# taz.de -- Astrophysiker über Weltraumforschung: „Der nächste große Durchbruch“
       
       > In der Lausitz entsteht ein neues Großforschungszentrum. Direktor Günther
       > Hasinger erklärt, was Sachsen mit Schwarzen Löchern zu tun hat.
       
 (IMG) Bild: Für moderne Weltraumforschung muss es nicht nur klar, sondern auch still sein
       
       In der Lausitz entsteht das Deutsche Zentrum für Astrophysik. Dafür hat der
       Weltraumforscher Günther Hasinger seine Verantwortung als Direktor für
       Wissenschaft bei der Europäischen Weltraumorganisation, kurz ESA,
       abgegeben. In ein paar Jahren könnte in der Lausitz auch ein Riesenteleskop
       gebaut werden – das Einstein-Teleskop. Hasingers Hoffnung ist, damit das
       Rätsel um die Entstehung des Universums zu lösen. 
       
       wochentaz: Herr Hasinger, Sie hätten eigentlich auch in Rente gehen können.

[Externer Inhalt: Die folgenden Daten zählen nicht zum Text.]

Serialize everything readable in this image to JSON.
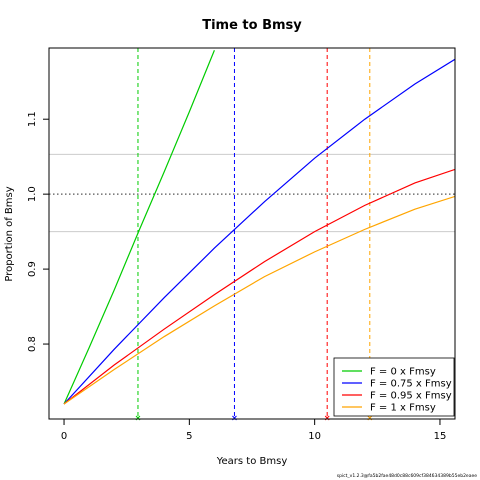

       Nun haben Sie sich entschieden, von Madrid nach Görlitz zu ziehen, um das
       Deutsche Zentrum für Astrophysik als Gründungsdirektor aufzubauen. Warum?
       
       Günther Hasinger: Ich bin grundsätzlich ein rastloser Mensch und immer
       getrieben, etwas Neues zu machen. Als wir unseren Vorschlag bei dem
       Wettbewerb für Strukturwandel eingereicht haben, hat niemand damit
       gerechnet, dass wir uns gegen die vielen tollen Ideen durchsetzen würden.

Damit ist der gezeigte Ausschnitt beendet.